I’m working on a cuda project and got arround 20x optimization. But I still want to get more benefit from cuda :rolleyes:
Currently, my H->D bandwidth is only 1.9G (pinned). So I want to buy a better hardware to speed up it. I ever read a topic in this forum: someone get 5.7G (pinned) H->D bandwidth by Intel X58, but I know on Tesla, it’s easy to get speed arround 70xG (it’s too expensive to me). So my question is:
What’s the best solution for maximizing bandwidth except Tesla?
Why Tesla can get 70xG bandwidth, can someone give me a detailed technical article about this?
$450? Sound great, I have discussed with my boss, he preferred more powerful GPU. So maybe GTX295(s) will go on its way :rolleyes:
In my project, disk IO occupied more than 40%, GPU calculating occupied arround 10% and rest of them are hard to tune.
Why I preferred duo GPU than more powerfull single GPU? Please correct me if my understanding is wrong: CUDA suggests to use CPU-GPU pair to maximum performance, it means one GPU will hold almost all resources of one CPU. In my testing duo CPU + single GPU == single CPU + single GPU. BTW, I read certain topic in this forum, someone already used 9800GX2 to double the performance. So…
Using dual GPUs will only double performance if you are almost completely compute bound with very little I/O. My program, for instance, which otherwise is capable of running the entire calculation on the GPU requires a lot of communication between the two GPUS in a dual-GPU mode. Because of the extreme slowness of this communication, 2 GPUs are only 1.4x faster than 1.
If your app is 40% disk I/O, you will get a better return on your investment by putting that money into a RAID array or a fast SSD disk, or otherwise investing your time into optimizing the I/O portion of your code. Going dual GPU is not a magic bullet and actually opens up a lot of new difficulties in programming.

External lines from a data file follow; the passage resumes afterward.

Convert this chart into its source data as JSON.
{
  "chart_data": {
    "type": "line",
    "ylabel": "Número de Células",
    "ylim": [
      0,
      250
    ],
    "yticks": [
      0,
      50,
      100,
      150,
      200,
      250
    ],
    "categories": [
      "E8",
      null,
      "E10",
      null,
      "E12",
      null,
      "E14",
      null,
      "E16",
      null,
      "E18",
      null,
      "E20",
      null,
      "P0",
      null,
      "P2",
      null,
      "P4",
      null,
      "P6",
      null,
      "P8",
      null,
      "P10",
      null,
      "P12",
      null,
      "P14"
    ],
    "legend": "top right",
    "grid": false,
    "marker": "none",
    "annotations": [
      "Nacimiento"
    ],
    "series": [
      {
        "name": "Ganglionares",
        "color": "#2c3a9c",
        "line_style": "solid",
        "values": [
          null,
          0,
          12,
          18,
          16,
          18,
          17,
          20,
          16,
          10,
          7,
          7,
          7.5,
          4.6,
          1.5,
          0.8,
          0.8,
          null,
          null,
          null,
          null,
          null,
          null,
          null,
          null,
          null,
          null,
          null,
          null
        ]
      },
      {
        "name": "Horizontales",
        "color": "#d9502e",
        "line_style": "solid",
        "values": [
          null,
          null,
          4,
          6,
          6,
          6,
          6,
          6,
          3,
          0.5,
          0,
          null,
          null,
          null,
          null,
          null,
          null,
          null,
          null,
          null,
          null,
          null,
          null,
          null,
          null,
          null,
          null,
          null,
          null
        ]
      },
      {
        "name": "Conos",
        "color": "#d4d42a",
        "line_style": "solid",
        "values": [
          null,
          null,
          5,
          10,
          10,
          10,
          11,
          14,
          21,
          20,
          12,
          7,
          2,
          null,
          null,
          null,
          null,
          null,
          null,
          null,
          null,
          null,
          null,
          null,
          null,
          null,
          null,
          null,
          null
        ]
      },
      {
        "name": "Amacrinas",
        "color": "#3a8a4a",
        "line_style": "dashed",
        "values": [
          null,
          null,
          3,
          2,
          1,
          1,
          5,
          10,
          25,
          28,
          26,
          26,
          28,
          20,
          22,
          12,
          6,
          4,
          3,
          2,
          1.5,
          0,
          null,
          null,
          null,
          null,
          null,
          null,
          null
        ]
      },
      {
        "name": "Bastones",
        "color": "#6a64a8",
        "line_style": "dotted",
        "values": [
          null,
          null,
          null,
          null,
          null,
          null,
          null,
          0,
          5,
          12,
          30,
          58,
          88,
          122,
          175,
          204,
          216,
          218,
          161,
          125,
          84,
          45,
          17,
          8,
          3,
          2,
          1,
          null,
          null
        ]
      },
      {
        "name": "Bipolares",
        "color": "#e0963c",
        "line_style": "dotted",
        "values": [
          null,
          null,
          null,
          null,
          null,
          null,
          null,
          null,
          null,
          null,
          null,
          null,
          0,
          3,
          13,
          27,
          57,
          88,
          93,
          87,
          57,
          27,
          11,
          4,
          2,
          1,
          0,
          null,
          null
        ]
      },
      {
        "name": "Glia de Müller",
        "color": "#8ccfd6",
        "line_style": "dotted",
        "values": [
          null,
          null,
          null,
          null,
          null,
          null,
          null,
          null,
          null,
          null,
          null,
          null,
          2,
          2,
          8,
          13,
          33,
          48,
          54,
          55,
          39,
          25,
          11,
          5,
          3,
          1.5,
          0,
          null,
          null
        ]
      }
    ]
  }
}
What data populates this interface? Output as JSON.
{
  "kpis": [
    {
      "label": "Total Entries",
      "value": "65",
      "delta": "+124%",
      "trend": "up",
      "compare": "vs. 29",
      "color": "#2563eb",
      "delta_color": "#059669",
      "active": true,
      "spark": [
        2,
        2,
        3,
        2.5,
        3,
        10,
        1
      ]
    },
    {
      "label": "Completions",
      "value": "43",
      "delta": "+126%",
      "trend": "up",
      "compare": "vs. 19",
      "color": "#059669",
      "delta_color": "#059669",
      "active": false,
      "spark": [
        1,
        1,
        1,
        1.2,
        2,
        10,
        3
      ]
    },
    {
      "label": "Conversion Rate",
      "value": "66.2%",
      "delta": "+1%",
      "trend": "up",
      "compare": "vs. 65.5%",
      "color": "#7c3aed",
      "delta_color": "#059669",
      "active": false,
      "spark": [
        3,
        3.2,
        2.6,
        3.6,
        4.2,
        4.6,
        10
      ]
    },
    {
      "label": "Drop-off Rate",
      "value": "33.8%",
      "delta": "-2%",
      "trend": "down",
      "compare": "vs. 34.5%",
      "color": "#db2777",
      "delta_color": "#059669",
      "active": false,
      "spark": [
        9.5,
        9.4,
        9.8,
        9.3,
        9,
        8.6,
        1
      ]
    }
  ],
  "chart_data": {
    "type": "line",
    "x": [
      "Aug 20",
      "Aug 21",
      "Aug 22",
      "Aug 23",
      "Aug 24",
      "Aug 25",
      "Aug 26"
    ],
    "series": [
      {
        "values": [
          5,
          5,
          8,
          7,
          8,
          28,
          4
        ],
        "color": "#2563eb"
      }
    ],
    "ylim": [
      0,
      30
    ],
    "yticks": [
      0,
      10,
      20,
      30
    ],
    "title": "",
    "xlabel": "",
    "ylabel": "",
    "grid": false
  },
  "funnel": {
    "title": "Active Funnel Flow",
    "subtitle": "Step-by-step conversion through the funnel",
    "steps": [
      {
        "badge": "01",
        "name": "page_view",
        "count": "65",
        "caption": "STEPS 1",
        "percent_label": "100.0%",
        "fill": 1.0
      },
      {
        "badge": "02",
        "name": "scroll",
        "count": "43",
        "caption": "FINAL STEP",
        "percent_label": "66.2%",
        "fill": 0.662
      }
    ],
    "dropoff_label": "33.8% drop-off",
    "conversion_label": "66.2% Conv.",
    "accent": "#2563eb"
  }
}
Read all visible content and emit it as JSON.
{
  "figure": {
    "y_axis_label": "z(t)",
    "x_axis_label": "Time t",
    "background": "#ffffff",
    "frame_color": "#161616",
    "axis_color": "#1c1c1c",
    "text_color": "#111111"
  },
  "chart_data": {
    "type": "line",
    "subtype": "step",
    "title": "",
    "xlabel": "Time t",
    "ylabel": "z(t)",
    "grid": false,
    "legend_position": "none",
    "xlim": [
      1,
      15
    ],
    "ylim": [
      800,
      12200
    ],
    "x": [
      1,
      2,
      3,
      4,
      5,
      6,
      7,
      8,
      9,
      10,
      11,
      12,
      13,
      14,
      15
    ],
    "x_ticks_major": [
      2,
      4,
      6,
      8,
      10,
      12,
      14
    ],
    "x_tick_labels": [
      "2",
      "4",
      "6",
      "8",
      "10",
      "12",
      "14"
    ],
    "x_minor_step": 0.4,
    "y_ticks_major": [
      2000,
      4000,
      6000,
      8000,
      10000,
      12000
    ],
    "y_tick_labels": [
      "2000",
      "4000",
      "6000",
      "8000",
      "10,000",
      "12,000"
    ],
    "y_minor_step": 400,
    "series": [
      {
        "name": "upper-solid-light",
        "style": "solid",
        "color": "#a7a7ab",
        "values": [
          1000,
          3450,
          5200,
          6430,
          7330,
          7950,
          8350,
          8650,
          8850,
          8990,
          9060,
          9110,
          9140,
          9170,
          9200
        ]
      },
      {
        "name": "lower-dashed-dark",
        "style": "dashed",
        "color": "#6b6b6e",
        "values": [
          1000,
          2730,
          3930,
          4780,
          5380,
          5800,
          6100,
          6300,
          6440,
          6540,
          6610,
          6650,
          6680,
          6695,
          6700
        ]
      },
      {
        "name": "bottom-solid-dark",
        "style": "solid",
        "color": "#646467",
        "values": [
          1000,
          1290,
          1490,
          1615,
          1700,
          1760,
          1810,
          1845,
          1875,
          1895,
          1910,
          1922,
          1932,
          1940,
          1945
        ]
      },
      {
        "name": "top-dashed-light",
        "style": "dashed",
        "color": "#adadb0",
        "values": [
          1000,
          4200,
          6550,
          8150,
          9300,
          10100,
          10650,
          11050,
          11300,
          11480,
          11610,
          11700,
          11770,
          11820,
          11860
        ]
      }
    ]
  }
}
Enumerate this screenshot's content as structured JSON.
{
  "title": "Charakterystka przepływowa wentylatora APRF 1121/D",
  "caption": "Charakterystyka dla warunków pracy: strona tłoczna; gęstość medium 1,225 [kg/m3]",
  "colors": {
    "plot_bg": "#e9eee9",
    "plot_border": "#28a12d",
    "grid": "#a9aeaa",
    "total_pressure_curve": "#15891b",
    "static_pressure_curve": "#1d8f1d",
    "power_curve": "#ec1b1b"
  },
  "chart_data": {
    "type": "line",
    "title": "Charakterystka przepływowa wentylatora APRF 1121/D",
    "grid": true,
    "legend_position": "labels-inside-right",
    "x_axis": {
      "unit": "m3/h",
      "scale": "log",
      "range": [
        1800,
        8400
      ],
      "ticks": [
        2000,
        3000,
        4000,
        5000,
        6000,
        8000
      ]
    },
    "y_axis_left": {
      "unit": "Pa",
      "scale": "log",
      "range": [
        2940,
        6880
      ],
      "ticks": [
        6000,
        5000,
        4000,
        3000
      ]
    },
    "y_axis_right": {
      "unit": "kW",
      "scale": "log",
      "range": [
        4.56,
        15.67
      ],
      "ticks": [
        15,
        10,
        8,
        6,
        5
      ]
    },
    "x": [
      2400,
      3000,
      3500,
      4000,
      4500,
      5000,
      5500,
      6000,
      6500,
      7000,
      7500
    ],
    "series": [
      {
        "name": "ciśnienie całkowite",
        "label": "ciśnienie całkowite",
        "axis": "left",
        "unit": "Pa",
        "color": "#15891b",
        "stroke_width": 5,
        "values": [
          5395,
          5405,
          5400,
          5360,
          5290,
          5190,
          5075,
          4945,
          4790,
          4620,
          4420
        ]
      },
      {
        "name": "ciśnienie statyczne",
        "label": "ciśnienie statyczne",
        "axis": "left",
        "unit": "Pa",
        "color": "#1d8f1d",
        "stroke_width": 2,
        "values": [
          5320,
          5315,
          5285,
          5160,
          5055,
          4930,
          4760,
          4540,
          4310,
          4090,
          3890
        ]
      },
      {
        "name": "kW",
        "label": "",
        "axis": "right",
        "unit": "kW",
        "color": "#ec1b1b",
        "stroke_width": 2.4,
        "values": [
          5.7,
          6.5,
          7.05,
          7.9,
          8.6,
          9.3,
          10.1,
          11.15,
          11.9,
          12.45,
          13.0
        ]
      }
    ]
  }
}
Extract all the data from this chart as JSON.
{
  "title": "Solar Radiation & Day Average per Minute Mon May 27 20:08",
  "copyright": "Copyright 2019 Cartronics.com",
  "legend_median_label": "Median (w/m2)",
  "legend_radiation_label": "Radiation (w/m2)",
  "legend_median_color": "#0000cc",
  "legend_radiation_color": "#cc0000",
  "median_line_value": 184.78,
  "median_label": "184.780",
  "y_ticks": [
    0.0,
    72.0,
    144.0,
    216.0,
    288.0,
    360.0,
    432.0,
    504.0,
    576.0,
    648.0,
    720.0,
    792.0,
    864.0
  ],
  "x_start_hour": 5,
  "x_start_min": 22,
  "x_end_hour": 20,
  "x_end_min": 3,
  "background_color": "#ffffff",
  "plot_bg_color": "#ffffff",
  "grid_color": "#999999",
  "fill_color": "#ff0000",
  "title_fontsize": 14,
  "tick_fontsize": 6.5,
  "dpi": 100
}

I already ordered 8 HDs (Raid0 x4 or x8) to improve my disk IO. My scenario is using two processes to double performance. Correct me if i’m wrong, in CUDA one GPU will hold all resources of one CPU, I can’t get any benefit on one GPU two processes on my machine. So I think duo GPU is the best solution. What do you think?
If only 10% of your time is spent on the GPU, then forget waiting for the GTX295 and start figuring out how to speed up all the other stuff. Two cards won’t help much. Two processes that only use 10% of the GPU each should share 1 GPU pretty well.
SSD will be much faster than RAID 0, if you don’t need a lot of storage. Of course, simply adding RAM will speed up disk I/O as well, as the OS will use that for caching.
I guess I should have clarified. I meant inter-GPU I/O in that post. If an algorithm is memory bound on each GPU, but requires very little inter-GPU communication then you will of course still get good scaling.
All the individual calculations scale nicely. The problem is that the overall iterative steps require that the data updated on each GPU needs to be communicated to the others before the next iteration. Since it is all iterative, one step after the other, there are no opportunities for overlapping memory transfers and computation. HOOMD on 2 GPUs is about 1.3 to 1.4 times faster than on a single GPU, assuming you have very good H <-> D transfer rates.